Tutto ciò, secondo me, può applicarsi non solo allo Stato ma anche a quella organizzazione sovranazionale che è l’Unione europea, rispetto alla quale, come da tempo ha fatto la Corte di giustizia, si è parlato di una costituzione europea identificata essenzialmente con i trattati come interpretati nella giurisprudenza dei giudici europei (la living constitution europea). Una costituzione europea che – a mio parere - poggia la sua effettività su un certo ordine politico che ha retto le sorti del vecchio continente per circa settanta anni, sia pure con importanti trasformazioni ma con una continuità di fondo. Quest’ordine si intrecciava con quello degli Stati membri, con le loro costituzioni materiali e gli ordini nazionali e quello europeo, per lungo tempo, si sono reciprocamente rafforzati, pur mantenendo identità politico-costituzionali distinte. Questa relazione di continuità tra costituzioni nazionali e costituzione europea è spesso tralasciata perché Stati e Unione vengono visti come irrimediabilmente conflittuali, nel senso che la sovranità statale si oppone a una maggiore integrazione e quest’ultima porta a una perdita di sovranità. Così facendo, però, non si coglie la complessità della relazione, che affonda le sue radici nella concreta situazione storico-politica europea. La quale, sia detto per inciso, era collegata ad un ordine mondiale definito, di cui per molti decenni gli Stati Uniti sono stati i guardiani politici, militari e diplomatici.

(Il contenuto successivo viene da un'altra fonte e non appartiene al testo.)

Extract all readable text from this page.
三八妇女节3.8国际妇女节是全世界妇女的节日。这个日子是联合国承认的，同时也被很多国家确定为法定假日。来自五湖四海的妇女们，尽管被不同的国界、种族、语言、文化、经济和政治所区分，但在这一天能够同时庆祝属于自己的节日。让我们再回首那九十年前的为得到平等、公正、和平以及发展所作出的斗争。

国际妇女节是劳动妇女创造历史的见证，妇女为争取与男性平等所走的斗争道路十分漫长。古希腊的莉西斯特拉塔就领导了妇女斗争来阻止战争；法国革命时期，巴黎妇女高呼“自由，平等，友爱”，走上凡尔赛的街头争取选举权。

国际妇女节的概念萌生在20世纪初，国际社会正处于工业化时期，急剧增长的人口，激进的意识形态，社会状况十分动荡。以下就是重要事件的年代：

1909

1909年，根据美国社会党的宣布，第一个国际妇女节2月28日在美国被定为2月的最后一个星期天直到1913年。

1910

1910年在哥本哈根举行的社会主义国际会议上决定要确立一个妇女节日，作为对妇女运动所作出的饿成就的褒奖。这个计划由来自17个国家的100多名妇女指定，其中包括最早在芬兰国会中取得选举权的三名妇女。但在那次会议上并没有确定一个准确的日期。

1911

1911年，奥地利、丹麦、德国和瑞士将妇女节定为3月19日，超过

Secondo un cliché intellettuale diffuso in Italia l’Unione non ha identità politica e per questo è fragile. Invece, a mio avviso, l’Europa ha una sua identità propriamente politica, fatta dalla convergenza delle tradizioni costituzionali degli Stati membri. Tradizioni non coincidenti ma che hanno alcune idee basilari comuni: la democrazia liberale, l’economia sociale di mercato, lo Stato di diritto, i diritti fondamentali. Si è trattato di una componente dell’ordine euro-atlantico uscito dalla Seconda guerra mondiale, con suoi tratti peculiari costituiti soprattutto dall’importanza riconosciuta al suo welfare State profondamente diverso da quello americano.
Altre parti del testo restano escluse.